How they've shifted over time
In their first H2020 project (2015–2018), the university contributed to social science research on youth civic participation — a domain with no technical biomedical dimension. Their second and more recent project (2018–2023) marks a complete pivot toward biomedical neuroscience, specifically IgG-based diagnostics of ALS and related neurodegenerative diseases using astrocyte models and electrophysiological screening tools. The two projects share no thematic overlap, suggesting the university's EU engagement reflects different internal research groups rather than a single evolving research line. The most recent and technically detailed work points clearly toward neuroscience and diagnostics.

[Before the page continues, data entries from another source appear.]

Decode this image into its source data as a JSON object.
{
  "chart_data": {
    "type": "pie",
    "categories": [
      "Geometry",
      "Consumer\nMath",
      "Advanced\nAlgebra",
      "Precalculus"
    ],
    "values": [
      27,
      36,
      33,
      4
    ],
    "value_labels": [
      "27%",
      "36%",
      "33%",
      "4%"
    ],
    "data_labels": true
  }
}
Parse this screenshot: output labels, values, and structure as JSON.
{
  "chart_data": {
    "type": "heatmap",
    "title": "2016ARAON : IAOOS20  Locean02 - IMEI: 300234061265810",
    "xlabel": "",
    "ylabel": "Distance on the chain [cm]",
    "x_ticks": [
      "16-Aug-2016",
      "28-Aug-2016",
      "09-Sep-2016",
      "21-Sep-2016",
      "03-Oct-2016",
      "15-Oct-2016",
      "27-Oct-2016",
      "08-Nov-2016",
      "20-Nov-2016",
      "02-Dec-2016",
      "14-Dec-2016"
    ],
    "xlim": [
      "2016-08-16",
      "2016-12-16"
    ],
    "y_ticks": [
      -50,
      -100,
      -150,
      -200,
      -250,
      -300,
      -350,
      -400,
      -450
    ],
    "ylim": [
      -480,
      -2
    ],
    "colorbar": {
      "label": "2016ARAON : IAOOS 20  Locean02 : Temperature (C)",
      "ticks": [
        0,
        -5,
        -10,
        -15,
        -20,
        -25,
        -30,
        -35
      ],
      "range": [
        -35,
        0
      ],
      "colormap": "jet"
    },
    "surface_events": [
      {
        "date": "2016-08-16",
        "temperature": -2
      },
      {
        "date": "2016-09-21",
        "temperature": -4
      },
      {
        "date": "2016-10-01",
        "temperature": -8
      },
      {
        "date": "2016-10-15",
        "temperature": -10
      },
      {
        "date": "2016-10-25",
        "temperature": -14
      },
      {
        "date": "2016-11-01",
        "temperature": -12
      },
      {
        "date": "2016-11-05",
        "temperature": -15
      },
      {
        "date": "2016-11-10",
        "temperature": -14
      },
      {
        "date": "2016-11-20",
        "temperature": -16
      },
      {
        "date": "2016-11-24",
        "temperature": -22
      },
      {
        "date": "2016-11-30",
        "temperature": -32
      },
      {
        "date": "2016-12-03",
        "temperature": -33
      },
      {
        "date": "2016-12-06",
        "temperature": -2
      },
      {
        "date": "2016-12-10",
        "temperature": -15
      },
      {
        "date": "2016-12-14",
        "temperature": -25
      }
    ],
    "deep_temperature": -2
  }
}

If AUTOIGG represents the active research group's direction, the university is moving toward biomarker-based diagnostics for neurodegenerative diseases — an area with strong future collaboration potential in clinical neuroscience and diagnostics technology consortia.
How they like to work
Yeditepe has never coordinated an H2020 project — both participations were as a consortium partner, which is consistent with the role of a smaller national university contributing specialized expertise rather than leading large EU initiatives. Across just two projects, they have accumulated 17 unique partners in 12 countries, indicating exposure to broad international consortia rather than a tight repeated network. This suggests they are open and accessible as a partner but have not yet built the administrative infrastructure or track record to lead major EU grants.
Despite only two projects, Yeditepe has worked with 17 distinct partners across 12 countries, reflecting participation in geographically diverse European consortia. No repeated partner relationships are visible at this scale, suggesting broad but shallow network connections rather than deep bilateral ties.
What sets them apart
Yeditepe is one of the few Turkish private universities with H2020 experience in both social sciences and biomedical neuroscience, giving it a cross-disciplinary footprint unusual for institutions of its size. Its AUTOIGG involvement places it in a technically specialized niche — IgG-based functional screening with MEA and calcium imaging tools — which is a relatively rare combination in Turkish academic EU participation. For consortium builders seeking a Turkish partner with neurological disease expertise or functional bioassay capabilities, Yeditepe's AUTOIGG track record is a concrete differentiator.
Highlights from their portfolio
- AUTOIGGThe larger and more recent of the two projects, AUTOIGG is technically distinctive for combining automated immunoglobulin screening with astrocyte-based cellular assays and MEA electrophysiology for ALS diagnostics — a precise niche with real clinical translation potential.
- PARTISPACEDemonstrates that Yeditepe's EU engagement spans humanities and social science, not just biomedical research — useful context for consortium builders in the Society pillar looking for a Turkish academic partner.